Incorporar como parte de la normalidad democrática este tipo de sucesos
se convierte en una invitación abierta a subir de tono las palabras, de
callar al contrario, de someterlo a algún tipo de vejación. En las
democracias que tanto decimos admirar las peores discrepancias se
discuten respetando reglas básicas de la convivencia. Que en ocasiones
veamos trompadas entre legisladores no es nada que debamos emular.

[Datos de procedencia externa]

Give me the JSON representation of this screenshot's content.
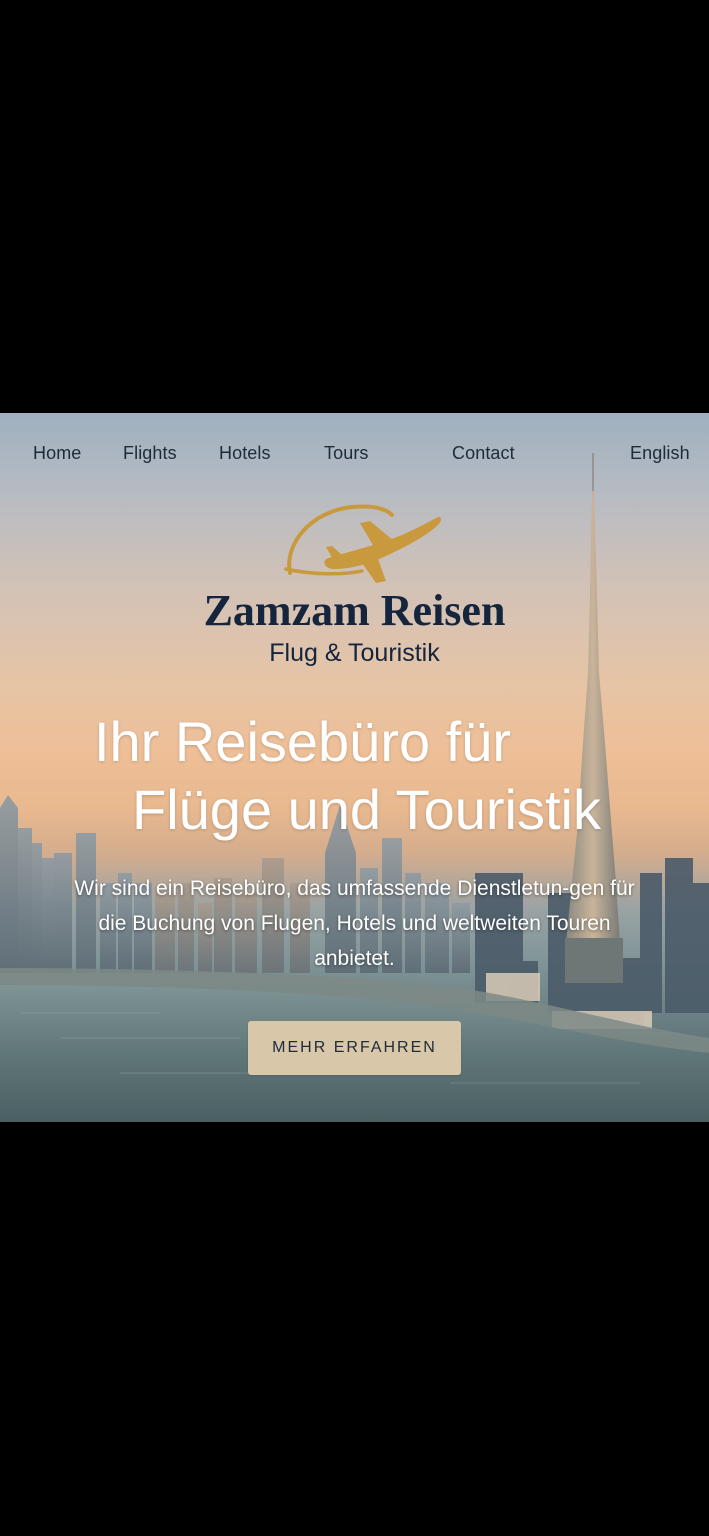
{
  "nav": {
    "items": [
      {
        "label": "Home"
      },
      {
        "label": "Flights"
      },
      {
        "label": "Hotels"
      },
      {
        "label": "Tours"
      },
      {
        "label": "Contact"
      }
    ],
    "language": "English"
  },
  "brand": {
    "name": "Zamzam Reisen",
    "tagline": "Flug & Touristik",
    "logo_icon": "airplane-swoosh-icon",
    "logo_color": "#c9993e",
    "text_color": "#14253d"
  },
  "hero": {
    "headline_line1": "Ihr Reisebüro für",
    "headline_line2": "Flüge und Touristik",
    "description": "Wir sind ein Reisebüro, das umfassende Dienstletun-gen für die Buchung von Flugen, Hotels und weltweiten Touren anbietet.",
    "cta_label": "MEHR ERFAHREN",
    "cta_color": "#d8c7a8"
  }
}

En México la elección del 2000 estuvo cargada de un antipriismo que
llegó a ser enfermizo. Doce años después -nos guste o no- tenemos que
admitir que una gran porción de los mexicanos sigue apoyando con sus
votos al PRI. Merecen todo el respeto de sus adversarios. La elección
del 2006 inyectó enormes cantidades de veneno: ricos contra pobres, los
de arriba contra los de abajo, fraudulentos contra legítimos, etcétera.

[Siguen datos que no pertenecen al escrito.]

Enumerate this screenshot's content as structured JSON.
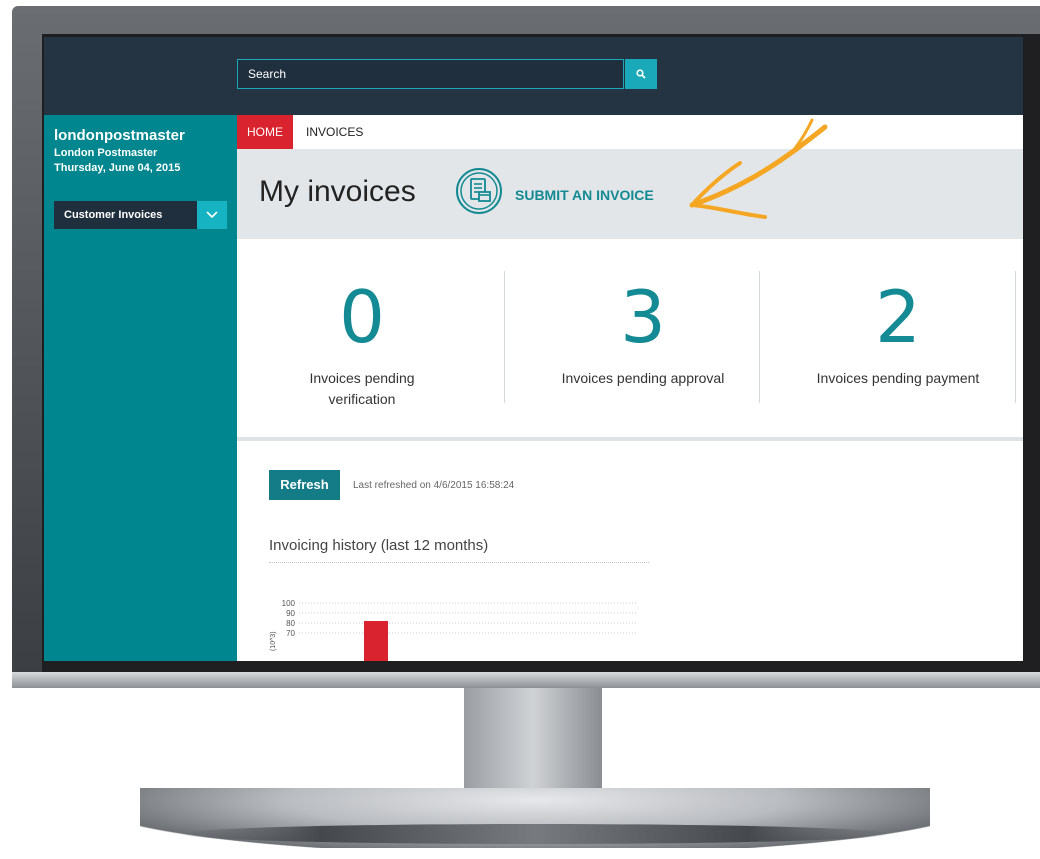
{
  "search": {
    "placeholder": "Search"
  },
  "user": {
    "username": "londonpostmaster",
    "full_name": "London Postmaster",
    "date": "Thursday, June 04, 2015"
  },
  "nav": {
    "dropdown_label": "Customer Invoices"
  },
  "breadcrumb": {
    "home": "HOME",
    "current": "INVOICES"
  },
  "page": {
    "title": "My invoices",
    "submit_label": "SUBMIT AN INVOICE"
  },
  "stats": [
    {
      "value": "0",
      "label": "Invoices pending verification"
    },
    {
      "value": "3",
      "label": "Invoices pending approval"
    },
    {
      "value": "2",
      "label": "Invoices pending payment"
    }
  ],
  "refresh": {
    "button_label": "Refresh",
    "last_refreshed": "Last refreshed on 4/6/2015 16:58:24"
  },
  "history": {
    "title": "Invoicing history (last 12 months)"
  },
  "chart_data": {
    "type": "bar",
    "ylabel": "(10^3)",
    "yticks": [
      100,
      90,
      80,
      70
    ],
    "ylim": [
      70,
      100
    ],
    "series": [
      {
        "values": [
          82
        ],
        "color": "#d9232e"
      }
    ],
    "grid": true
  },
  "colors": {
    "teal": "#00868f",
    "navy": "#243442",
    "red": "#d9232e",
    "accent": "#f5a623"
  }
}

Resultado: ese veneno sigue corriendo por las venas de muchos mexicanos.
El ambiente de la elección del 2012 se ha viciado. Basta con ver las
agresiones e improperios a periodistas que desfilan por las redes
sociales para darnos cuenta de lo bajo que estamos cayendo. La ventaja
del puntero ha desatado furias que en nada ayudan a la construcción
democrática. Las reacciones impertinentes, tampoco. Pero la consecuencia
es clara: los niveles de intolerancia están subiendo.
Se trata entonces de un proceso que ya lleva años, con capítulos muy
graves. Hay una trampa original: los argumentos y los votos son en
contra de y no a favor de. Voten contra el PRI porque es la oscuridad.
Voten contra AMLO porque es un peligro. Voten contra el PAN porque es la
reacción. La elección del 2012 debería dar un paso adelante y
convertirse en una elección de opciones, una elección de agenda
temática. Eso fue lo que intentó el ejercicio de las "Preguntas... que
podrían cambiar a México". Esa es la intención explícita del ejercicio
que Reforma está llevando a cabo.
Cómo financiar un sistema universal de salud, cómo modernizar el sector
energético, cómo debe ser una reforma hacendaria que procure mayor
justicia. Cómo se debe elevar la calidad de la educación. Cómo
transparentar el uso de los recursos públicos. Qué hacer con las
pensiones. Cómo aprovechar el bono demográfico. Cómo modernizar el agro y
sacar de la miseria a millones. Preguntas concretas que merecen
respuestas concretas. Además las pasiones sin brida distraen. México
requiere concentración y no una danza de fobias. No se aprendió la
lección: sembrar odios no lleva a cosechar votos.